Two weeks ago, Margaret Fox, a Yale Divinity School and Yale Law School student under care of First Presbyterian Church, New Haven, a More Light Church, was unanimously approved for candidate status, after publicly coming out as a lesbian on the floor of presbytery. We give thanks to God for the movement the of spirit in this new day, and are grateful to Margaret for sharing her reflections on that day with the MLP family.

From Margaret Fox

On Saturday, November 17, I became the first openly gay candidate for ordination in the Presbytery of Southern New England. While I’m thrilled to become a candidate, I’m aware it’s only one step in a much longer process. But something about it felt remarkable, and I think that had to do not so much with what I said but about how I was received: with warmth and welcome and what felt like love.

A lot of people and a lot of organizations have worked hard for years to open up ordination standards to LGBT candidates. And thanks to their efforts, the passage of 10A made it possible for me to come out on the floor of Presbytery, to be open and honest about who I am.

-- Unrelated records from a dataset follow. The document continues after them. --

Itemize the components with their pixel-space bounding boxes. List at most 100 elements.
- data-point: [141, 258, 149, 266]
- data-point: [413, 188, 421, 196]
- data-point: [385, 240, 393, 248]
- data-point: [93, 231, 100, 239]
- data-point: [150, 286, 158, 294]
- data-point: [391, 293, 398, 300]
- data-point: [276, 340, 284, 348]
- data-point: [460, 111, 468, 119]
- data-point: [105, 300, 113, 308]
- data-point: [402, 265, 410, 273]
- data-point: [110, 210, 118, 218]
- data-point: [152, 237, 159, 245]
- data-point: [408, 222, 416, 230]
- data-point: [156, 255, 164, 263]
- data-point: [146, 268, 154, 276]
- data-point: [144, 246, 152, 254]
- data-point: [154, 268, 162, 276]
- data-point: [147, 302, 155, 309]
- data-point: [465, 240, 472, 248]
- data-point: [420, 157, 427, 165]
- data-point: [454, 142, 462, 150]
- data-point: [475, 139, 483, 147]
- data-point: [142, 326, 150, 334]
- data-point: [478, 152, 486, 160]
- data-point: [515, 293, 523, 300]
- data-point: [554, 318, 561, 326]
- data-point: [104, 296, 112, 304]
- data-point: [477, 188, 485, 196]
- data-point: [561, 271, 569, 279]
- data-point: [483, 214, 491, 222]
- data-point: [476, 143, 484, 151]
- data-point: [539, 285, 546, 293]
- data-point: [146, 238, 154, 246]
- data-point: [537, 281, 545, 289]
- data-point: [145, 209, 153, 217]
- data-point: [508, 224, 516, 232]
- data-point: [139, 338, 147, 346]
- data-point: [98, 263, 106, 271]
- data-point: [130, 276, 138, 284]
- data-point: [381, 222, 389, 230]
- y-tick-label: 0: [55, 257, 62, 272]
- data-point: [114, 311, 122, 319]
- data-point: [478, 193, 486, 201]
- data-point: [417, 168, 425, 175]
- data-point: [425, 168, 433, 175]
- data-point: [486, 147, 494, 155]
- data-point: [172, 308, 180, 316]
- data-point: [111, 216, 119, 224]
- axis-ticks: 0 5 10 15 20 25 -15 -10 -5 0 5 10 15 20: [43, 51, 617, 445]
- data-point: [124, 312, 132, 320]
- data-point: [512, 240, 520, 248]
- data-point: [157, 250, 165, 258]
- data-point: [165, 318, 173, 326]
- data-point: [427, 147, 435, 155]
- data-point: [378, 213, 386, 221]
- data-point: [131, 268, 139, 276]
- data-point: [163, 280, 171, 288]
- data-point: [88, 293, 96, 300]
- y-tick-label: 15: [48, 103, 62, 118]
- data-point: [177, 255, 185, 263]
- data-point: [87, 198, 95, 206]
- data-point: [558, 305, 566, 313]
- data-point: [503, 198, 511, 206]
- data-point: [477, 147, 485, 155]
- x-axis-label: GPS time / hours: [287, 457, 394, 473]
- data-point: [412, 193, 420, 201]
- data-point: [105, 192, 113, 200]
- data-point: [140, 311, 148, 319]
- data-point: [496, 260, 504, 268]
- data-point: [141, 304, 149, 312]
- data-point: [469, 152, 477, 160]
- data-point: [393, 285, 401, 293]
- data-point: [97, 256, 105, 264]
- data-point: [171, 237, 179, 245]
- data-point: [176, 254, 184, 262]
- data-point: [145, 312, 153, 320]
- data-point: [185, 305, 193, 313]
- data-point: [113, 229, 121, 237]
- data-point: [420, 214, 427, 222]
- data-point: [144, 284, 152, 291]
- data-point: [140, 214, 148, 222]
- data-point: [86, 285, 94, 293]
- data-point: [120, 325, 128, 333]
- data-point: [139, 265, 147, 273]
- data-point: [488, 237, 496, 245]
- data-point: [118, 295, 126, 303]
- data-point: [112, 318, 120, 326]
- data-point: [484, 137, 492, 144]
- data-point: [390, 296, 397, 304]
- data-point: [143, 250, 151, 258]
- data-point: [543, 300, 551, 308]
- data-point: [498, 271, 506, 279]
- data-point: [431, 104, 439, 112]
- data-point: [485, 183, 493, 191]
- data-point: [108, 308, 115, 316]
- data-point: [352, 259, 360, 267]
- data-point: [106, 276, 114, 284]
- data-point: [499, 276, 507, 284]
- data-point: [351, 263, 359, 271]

I was able to tell the story of how I first became attracted to religion. My senior year of college, I fell head over heels in love with the stained glass windows of French Gothic cathedrals. These brightly colored panels told the stories of scripture in comic book form, and I became obsessed with the iconography and the allegory that would help me to decode them. In the thirteenth century, these windows were Bibles for the poor, and for me, they served as an introduction to the stories of scripture.

I hadn’t been raised in a religious family, and so I got to read the Bible for the first time as a young adult. And what I found so compelling about it, what really drew me in, was the humanness of the human characters it described. The previous year I had come out of the closet, and it had been quite a struggle for me to come to terms with the fact that being gay was something I needed to accept rather than try to deny. I read about fugitive Jonah, reluctant Moses, impatient Job. I saw something recognizable in the characters of scripture who were really struggling with the way that God had made them or with what God was asking them to do.

I told this story on the floor of Presbytery, with honesty about the ways in which my sexuality was connected to my faith. And then I stopped talking about how I came out as gay and started talking about how I came out as Christian. The story I told was a story of being received and welcomed into a particular congregation—First Presbyterian Church in New Haven—and of finding there a community where I could grow in the faith. It was a story of encountering other Christians—worshiping in New Haven, studying at Yale, and even playing Presbyterian kickball in Louisville, Kentucky. I told a story of coming to belong to a Christian community that embraced me as I was and didn’t make a big deal about who I happen to like.

I came to faith and am beginning the process of ordination as an out gay adult, and I think the remarkable thing about my story is not that I’ve overcome opposition to get here, but that I haven’t encountered opposition at all. I haven’t been rejected or shunned based on my orientation. I recognize that it hasn’t been this way for many others in the PC(USA), and it continues to be a hard road in many Presbyteries. But it felt amazing to experience Christian welcome in this way. It gives me great hope for the future of our church.